Tanner inició una remontada de una desventaja de 1-3 en el Clásico de Otoño de 1979 contra los Orioles de Baltimore, después de que por la mañana del quinto juego de la serie se enteró que su madre acababa de fallecer.
Bruce, hijo de Tanner, quien murió ayer, indicó a través de un comunicado que «dentro de la familia, y la familia del béisbol, siempre lo recordaremos por su optimismo y gran pasión por el juego de la pelota».
Tanner ya había entrado al libro de las marcas de las Grandes Ligas en 1955, cuando tuvo un debut explosivo con los Cerveceros de Milwaukee, pegando jonrón en el primer lanzamiento que le hicieron dentro de Las Mayores.
Como piloto dirigió a los Medias Blancas de Chicago, a los Atléticos de Oakland, a los Piratas, y a los Bravos de Atlanta, para sumar registro de 1.352-1.381 de 1970 a 1988. Tanner ganó un título de División y terminó segundo en cinco ocasiones.

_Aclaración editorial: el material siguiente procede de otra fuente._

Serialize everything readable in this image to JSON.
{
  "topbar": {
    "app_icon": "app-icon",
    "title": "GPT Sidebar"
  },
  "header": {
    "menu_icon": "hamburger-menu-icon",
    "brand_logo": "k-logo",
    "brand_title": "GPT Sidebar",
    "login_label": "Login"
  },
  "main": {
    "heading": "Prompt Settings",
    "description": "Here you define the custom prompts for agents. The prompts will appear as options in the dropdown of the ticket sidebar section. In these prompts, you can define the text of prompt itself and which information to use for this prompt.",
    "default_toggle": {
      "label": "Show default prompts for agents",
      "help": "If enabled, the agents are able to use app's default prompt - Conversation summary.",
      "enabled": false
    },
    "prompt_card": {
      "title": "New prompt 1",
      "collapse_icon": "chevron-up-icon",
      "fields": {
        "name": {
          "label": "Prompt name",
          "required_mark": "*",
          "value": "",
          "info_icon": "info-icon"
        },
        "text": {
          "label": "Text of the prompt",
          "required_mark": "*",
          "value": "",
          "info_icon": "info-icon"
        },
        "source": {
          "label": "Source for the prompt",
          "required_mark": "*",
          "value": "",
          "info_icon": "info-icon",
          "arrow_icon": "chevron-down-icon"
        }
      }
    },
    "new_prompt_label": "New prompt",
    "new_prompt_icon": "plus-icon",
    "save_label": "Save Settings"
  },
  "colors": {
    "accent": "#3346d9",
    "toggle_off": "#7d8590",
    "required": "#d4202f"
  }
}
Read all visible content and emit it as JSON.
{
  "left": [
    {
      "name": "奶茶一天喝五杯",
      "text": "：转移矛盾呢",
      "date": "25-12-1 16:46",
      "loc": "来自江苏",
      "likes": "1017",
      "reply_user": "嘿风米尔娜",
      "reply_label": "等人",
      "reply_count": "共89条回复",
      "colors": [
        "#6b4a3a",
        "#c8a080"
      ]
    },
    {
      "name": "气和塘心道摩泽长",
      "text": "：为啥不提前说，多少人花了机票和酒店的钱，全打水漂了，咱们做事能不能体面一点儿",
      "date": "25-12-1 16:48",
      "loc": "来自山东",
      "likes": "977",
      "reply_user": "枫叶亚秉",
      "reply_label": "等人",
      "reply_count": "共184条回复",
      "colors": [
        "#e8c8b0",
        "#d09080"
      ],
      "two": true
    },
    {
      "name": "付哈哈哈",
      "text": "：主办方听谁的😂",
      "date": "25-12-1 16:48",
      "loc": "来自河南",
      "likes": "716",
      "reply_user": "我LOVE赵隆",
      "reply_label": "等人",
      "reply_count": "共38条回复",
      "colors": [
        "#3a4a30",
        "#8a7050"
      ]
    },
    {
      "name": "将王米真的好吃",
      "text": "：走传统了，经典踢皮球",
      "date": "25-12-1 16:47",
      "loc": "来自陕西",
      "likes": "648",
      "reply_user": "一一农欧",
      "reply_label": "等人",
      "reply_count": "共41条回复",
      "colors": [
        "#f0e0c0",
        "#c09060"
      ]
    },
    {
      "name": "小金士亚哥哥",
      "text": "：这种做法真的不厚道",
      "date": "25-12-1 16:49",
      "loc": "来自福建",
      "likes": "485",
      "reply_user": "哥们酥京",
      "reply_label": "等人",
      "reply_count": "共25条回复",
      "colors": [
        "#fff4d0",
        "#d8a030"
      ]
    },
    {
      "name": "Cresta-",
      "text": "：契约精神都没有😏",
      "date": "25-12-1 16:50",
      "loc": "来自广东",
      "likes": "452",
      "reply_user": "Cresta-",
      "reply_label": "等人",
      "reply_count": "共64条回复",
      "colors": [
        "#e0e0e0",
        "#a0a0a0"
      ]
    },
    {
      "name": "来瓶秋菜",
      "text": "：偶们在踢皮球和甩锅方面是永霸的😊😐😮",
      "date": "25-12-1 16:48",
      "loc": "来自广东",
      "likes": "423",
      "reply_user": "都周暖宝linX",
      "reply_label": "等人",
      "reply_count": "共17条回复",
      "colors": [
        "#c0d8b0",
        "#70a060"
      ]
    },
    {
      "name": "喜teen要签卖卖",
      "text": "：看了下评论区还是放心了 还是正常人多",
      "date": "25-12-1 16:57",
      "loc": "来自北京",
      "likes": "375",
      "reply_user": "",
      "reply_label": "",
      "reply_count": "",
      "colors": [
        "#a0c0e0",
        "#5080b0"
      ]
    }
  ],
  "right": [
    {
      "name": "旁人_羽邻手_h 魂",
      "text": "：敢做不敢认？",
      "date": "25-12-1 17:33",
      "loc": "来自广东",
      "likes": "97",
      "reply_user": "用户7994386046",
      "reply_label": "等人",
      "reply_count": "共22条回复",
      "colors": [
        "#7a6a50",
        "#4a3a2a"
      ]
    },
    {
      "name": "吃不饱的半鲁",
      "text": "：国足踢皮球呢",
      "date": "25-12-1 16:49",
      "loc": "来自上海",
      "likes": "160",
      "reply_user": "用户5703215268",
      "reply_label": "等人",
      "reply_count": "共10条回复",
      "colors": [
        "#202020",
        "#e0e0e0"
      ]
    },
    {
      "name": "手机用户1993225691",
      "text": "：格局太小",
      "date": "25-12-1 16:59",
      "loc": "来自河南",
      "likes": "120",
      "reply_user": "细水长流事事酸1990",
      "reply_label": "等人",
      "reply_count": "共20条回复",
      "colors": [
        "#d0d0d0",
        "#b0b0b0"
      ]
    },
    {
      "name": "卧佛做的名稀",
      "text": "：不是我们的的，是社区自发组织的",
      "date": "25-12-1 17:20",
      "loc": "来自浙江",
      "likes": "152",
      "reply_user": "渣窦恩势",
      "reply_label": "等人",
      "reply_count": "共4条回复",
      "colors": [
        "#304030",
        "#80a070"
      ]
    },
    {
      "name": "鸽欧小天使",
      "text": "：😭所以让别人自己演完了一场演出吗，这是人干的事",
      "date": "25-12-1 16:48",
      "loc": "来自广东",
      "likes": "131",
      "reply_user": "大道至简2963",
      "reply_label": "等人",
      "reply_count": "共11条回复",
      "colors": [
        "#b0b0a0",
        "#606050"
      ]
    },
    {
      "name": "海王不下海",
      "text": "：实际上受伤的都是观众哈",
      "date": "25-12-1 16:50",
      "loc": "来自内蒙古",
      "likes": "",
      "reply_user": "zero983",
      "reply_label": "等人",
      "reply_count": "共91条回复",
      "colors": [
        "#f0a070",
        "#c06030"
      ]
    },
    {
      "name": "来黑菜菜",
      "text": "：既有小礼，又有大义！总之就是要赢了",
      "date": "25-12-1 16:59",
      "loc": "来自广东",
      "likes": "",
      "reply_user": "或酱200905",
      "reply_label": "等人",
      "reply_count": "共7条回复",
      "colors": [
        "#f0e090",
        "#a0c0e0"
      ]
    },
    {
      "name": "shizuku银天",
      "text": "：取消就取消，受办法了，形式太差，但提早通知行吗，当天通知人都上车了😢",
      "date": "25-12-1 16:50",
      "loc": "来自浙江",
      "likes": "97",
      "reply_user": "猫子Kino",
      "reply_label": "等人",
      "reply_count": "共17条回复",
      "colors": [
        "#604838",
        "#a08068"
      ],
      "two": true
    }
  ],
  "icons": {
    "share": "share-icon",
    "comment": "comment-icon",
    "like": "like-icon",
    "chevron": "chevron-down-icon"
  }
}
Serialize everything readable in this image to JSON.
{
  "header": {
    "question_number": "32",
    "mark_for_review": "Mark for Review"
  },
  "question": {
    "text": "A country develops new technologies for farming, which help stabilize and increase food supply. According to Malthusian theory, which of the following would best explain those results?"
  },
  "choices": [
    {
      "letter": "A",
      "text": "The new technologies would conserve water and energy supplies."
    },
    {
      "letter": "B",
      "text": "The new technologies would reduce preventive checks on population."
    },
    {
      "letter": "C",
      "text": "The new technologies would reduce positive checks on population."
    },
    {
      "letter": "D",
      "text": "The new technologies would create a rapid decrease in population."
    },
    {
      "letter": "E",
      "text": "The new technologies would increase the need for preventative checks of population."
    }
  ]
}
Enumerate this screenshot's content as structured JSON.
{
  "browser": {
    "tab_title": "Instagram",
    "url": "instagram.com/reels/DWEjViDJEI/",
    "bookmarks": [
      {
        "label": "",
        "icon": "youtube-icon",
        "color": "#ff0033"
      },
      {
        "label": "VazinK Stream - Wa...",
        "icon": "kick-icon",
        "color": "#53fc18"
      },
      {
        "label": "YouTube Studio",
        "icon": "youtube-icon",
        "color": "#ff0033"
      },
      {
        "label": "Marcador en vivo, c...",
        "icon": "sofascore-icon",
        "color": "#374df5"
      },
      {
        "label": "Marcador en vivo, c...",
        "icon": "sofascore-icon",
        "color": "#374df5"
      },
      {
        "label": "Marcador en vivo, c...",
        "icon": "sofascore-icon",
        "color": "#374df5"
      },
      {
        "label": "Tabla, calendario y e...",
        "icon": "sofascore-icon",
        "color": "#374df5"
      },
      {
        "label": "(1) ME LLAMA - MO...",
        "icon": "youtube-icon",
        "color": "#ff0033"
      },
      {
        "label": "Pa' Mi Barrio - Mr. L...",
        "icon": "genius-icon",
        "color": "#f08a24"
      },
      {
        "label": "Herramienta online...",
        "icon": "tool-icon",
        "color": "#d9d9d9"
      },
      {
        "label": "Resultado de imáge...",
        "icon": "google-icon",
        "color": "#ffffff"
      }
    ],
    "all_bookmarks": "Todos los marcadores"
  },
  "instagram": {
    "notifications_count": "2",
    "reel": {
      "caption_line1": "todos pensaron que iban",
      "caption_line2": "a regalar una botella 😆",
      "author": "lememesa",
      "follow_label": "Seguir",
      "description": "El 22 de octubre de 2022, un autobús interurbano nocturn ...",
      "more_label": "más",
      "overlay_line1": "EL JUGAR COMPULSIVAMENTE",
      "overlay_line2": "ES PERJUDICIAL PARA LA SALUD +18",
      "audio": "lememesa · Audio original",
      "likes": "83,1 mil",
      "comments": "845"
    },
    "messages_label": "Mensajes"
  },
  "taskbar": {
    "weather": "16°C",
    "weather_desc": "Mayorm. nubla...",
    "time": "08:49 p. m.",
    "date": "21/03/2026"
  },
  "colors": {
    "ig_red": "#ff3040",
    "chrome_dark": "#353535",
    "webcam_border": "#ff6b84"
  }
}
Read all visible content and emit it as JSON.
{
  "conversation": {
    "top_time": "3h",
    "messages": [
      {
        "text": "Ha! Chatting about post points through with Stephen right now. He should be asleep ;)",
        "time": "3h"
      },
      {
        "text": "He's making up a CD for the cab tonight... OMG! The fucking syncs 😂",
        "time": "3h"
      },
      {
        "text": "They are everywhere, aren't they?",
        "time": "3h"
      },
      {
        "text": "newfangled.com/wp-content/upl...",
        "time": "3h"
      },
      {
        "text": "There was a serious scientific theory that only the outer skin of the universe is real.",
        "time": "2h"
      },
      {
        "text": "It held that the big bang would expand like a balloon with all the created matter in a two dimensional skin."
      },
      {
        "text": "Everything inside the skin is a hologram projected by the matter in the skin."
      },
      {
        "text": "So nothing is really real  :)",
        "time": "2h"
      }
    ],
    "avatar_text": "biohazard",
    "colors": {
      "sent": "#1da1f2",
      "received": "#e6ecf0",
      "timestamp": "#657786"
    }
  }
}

Después de haberse retirado como piloto, Tanner continuó en el club de los Piratas, y más recientemente se desempeñaba como asesor del gerente general Neal Huntington.
El comisionado de las Grandes Ligas, Bud Selig, calificó a Tanner como «un aportador de toda la vida al béisbol».
«Tanner pasó su vida sirviendo al béisbol en diferentes formas», dijo Selig a través de un comunicado, y agregó que «me sentí muy contento cuando recientemente regresó a los Piratas, un club al que estará ligado para siempre».